Recent stats from a survey of Membership organisations found that of the reasons members gave for not renewing, 25% said it was simply because they forgot, while 43% said it lacked engagement.

Suppose you're also finding your organisation in this position. In this case, scoring member engagement can provide you with predictive data on who is likely to renew, who is likely to sign up for a specific event, or who may be responsive to a re-engagement campaign - with some small caveats on having the right technologies in place to support this, of course.

Identify the touchpoints and solutions you'll need

The first step is to identify all the touchpoints you have with your members, and this can include:

  • Opening an email including variations such as
    • Clicking on content
    • Hard bounces – i.e. does not exist
    • Soft bounces – i.e. does not wish to receive
  • Visiting a webpage including
    • Viewing videos
    • Total time spent on site
    • Landing page conversions
  • Social media, including likes, comments and shares
  • Responding to a survey
  • Booking and/or attending an event
  • Buying a product or service
  • Paying an invoice
  • Logging in to the self-service portal
  • Emailing or phoning in a query etc.

You will need software solutions in place to harvest this data and provide a way to report or access it; typically, this would include:

  • A Website/CMS with tracking capabilities
  • An Events management and booking system
  • An email marketing or campaign automation platform
  • A CRM and Membership Management platform

In most scenarios, the CRM platform would act as the hub allowing all the other systems to push their transactional data, via an API, into the database as transactions against a members record.

Weight your members' activity

Now you've got your touchpoints and identified the solutions you'll need, weigh each interaction according to its importance to your organisation and devise a scoring range – typically 1 to 100 providing you with the most flexibility.

The CRM system, acting as the hub and storing all the engagements, can now also start to use workflows to work out each transaction score as it is placed on a Contact records timeline and, therefore, the total engagement score for any given period.

Decide how to use the scores

Finally, you've got this qualified data against a members record, so you can start to use it in your sales and marketing campaigns.
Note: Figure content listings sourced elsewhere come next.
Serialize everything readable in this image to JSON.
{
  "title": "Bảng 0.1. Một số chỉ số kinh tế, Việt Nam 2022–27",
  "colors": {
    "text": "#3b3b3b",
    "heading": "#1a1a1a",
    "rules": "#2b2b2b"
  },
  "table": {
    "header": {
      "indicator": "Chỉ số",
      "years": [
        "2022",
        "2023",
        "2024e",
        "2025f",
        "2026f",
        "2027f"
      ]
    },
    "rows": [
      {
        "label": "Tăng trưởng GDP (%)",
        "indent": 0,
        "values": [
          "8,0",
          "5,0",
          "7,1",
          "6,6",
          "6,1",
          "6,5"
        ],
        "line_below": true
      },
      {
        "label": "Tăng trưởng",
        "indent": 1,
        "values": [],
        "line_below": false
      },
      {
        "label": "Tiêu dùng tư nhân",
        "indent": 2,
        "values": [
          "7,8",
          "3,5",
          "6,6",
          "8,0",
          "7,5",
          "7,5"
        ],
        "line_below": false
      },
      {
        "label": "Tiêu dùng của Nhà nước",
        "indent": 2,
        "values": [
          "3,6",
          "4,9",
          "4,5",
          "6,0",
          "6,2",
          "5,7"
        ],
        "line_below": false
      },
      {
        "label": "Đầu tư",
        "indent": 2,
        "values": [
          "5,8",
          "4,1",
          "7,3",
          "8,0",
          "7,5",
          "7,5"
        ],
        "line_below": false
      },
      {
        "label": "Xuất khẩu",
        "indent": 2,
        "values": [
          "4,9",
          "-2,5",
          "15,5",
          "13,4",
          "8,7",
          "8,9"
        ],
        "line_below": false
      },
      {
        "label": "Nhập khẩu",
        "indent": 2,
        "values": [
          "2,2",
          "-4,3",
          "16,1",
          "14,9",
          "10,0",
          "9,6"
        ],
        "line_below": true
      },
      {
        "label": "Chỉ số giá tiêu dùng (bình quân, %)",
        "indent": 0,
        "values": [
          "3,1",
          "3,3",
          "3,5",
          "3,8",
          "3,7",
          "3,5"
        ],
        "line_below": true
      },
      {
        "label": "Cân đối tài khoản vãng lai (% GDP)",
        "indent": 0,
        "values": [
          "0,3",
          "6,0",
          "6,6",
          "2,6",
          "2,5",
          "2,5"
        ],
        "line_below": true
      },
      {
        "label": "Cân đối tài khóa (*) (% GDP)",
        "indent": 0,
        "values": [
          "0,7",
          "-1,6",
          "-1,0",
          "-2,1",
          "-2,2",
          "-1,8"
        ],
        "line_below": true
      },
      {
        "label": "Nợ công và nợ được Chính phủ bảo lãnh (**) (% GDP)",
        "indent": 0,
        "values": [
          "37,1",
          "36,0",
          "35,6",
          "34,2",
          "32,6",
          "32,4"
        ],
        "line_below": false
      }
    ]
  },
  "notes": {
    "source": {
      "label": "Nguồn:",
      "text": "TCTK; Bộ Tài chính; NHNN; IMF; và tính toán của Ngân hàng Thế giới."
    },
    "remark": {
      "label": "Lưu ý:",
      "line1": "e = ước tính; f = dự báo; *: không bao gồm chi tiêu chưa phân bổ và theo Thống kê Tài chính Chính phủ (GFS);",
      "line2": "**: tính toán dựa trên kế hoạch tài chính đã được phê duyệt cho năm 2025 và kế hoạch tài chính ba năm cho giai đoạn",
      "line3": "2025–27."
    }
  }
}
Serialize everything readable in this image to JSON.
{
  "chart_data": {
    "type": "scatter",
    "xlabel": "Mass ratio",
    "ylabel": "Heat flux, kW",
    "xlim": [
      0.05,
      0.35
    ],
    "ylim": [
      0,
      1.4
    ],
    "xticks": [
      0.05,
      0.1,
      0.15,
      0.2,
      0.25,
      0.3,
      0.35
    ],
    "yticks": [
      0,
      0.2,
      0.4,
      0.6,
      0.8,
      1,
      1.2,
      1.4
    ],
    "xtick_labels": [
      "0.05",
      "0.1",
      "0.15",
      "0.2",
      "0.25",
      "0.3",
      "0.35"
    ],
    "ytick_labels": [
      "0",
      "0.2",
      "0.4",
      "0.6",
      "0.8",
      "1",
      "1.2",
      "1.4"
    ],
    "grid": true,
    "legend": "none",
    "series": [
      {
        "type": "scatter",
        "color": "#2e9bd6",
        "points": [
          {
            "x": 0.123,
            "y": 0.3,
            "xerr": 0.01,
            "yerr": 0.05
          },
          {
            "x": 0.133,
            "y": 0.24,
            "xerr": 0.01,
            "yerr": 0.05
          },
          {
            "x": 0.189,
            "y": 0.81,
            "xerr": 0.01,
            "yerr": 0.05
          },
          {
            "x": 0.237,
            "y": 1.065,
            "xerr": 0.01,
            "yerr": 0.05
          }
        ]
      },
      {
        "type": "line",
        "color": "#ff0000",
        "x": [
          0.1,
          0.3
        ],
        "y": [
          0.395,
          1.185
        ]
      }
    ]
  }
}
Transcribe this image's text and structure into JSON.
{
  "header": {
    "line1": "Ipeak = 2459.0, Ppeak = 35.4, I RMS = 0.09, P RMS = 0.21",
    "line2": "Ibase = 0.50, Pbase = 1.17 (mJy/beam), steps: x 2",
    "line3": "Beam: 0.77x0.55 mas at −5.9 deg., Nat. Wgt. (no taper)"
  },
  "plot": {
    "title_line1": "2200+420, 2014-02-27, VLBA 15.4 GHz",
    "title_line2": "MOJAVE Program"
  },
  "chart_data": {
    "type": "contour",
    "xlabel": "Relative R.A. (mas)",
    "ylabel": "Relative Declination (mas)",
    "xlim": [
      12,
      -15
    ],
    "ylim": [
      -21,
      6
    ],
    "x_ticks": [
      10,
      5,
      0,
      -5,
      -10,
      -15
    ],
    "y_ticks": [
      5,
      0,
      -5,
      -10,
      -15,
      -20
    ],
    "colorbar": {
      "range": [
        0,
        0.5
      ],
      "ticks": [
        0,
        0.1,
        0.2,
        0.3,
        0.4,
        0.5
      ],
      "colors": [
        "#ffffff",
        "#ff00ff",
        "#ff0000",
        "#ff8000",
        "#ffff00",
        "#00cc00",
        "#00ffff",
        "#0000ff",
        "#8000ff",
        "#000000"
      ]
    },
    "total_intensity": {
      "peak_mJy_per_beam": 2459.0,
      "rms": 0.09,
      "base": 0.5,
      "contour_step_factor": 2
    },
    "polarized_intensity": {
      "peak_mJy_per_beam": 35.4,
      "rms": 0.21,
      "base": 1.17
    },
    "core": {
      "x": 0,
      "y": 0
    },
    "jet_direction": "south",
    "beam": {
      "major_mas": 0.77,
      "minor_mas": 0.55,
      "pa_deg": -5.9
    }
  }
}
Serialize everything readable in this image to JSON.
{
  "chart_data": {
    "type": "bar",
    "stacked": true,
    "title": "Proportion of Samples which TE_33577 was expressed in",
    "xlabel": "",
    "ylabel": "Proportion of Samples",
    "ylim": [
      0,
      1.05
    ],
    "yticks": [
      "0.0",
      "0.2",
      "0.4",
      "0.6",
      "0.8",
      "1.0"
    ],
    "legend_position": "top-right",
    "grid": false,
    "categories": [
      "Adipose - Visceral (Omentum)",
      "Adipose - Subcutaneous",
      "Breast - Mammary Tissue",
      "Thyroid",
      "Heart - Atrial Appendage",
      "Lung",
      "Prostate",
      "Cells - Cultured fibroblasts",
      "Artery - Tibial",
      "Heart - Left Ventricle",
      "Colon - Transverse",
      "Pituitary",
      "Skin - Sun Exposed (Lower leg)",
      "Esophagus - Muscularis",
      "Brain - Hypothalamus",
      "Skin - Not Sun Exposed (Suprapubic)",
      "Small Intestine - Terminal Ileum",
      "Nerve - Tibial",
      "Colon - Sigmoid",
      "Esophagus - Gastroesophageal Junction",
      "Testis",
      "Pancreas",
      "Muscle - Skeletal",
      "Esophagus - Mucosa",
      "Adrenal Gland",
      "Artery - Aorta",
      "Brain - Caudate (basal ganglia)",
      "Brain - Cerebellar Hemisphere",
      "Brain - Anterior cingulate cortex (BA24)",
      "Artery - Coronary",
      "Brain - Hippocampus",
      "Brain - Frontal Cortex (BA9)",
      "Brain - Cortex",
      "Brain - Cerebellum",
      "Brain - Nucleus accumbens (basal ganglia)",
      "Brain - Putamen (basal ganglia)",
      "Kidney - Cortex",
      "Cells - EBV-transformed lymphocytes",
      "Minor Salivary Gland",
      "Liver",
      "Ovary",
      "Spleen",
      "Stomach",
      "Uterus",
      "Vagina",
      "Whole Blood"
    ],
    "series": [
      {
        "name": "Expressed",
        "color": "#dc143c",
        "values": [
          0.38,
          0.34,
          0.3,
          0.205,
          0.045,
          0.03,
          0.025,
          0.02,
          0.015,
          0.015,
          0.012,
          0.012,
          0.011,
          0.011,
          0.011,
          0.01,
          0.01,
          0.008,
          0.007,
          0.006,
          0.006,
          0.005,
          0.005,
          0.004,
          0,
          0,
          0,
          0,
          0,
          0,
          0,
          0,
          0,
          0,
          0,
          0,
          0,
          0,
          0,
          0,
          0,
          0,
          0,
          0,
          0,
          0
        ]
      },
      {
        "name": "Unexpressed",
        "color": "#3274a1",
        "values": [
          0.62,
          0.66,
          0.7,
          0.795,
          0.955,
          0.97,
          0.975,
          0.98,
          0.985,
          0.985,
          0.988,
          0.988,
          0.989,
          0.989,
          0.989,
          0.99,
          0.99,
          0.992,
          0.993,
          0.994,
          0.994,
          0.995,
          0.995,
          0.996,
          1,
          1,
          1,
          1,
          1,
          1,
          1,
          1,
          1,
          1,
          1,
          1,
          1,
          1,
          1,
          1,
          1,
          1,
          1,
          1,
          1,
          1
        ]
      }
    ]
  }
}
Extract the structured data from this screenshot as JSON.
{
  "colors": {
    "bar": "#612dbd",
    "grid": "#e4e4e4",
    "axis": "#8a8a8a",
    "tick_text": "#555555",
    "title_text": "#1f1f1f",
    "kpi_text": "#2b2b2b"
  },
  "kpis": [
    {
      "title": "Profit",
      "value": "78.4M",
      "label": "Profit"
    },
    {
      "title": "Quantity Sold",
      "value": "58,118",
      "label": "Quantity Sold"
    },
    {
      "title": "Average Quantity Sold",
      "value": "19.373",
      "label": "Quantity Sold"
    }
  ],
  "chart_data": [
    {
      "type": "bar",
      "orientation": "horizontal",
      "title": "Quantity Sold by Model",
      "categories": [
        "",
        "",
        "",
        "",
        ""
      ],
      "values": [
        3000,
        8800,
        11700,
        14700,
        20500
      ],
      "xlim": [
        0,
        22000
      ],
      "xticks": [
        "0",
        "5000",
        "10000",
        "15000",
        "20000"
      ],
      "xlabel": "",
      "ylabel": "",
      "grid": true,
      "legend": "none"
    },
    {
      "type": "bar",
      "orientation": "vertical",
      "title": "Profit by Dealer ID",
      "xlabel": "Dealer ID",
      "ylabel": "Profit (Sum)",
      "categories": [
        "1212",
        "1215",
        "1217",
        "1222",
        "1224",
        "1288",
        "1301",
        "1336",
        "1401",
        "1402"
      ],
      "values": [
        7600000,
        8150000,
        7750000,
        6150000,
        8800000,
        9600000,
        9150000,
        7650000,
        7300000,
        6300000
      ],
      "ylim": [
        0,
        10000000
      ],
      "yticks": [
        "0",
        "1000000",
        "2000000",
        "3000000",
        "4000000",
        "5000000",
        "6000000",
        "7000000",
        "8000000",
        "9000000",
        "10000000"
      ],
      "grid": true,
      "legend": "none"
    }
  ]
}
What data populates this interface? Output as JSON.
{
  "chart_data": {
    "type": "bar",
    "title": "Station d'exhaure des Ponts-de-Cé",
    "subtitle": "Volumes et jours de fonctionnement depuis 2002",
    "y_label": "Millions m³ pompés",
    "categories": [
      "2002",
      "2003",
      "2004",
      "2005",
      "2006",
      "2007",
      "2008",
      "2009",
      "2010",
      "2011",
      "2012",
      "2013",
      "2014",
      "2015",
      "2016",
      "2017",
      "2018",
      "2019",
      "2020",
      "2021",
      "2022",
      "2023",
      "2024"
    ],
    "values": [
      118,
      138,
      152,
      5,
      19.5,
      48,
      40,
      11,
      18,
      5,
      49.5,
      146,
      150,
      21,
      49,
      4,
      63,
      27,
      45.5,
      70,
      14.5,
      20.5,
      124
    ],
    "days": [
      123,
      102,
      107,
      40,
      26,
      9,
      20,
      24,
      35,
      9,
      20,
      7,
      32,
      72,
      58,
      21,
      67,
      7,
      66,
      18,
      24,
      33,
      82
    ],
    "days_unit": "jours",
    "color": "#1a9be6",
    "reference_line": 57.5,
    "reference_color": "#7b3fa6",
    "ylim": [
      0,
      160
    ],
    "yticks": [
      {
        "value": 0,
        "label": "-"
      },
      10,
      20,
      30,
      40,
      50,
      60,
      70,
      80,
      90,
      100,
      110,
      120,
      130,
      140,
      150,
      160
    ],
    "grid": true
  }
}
Examples include:

  • Automatically send emails for those whose scores are in a particular range, i.e. this could be those who are at risk of not renewing, so send them a discount code for an event
  • Personalise email content for those with a particular level of engagement, i.e. low, average or high levels can have different content
  • Look to recruit those with high levels of engagement as advocates or speakers at events

Existing Subscribe360 customers tend to use a marketing automation platform such as ClickDimensions or dotdigital to build campaigns that will act on this data and report back via dashboards.

With the right technical solutions in place and a well thought out set of touchpoint weightings, you should be able to focus your activities on measurably improving your organisations KPI's for the better.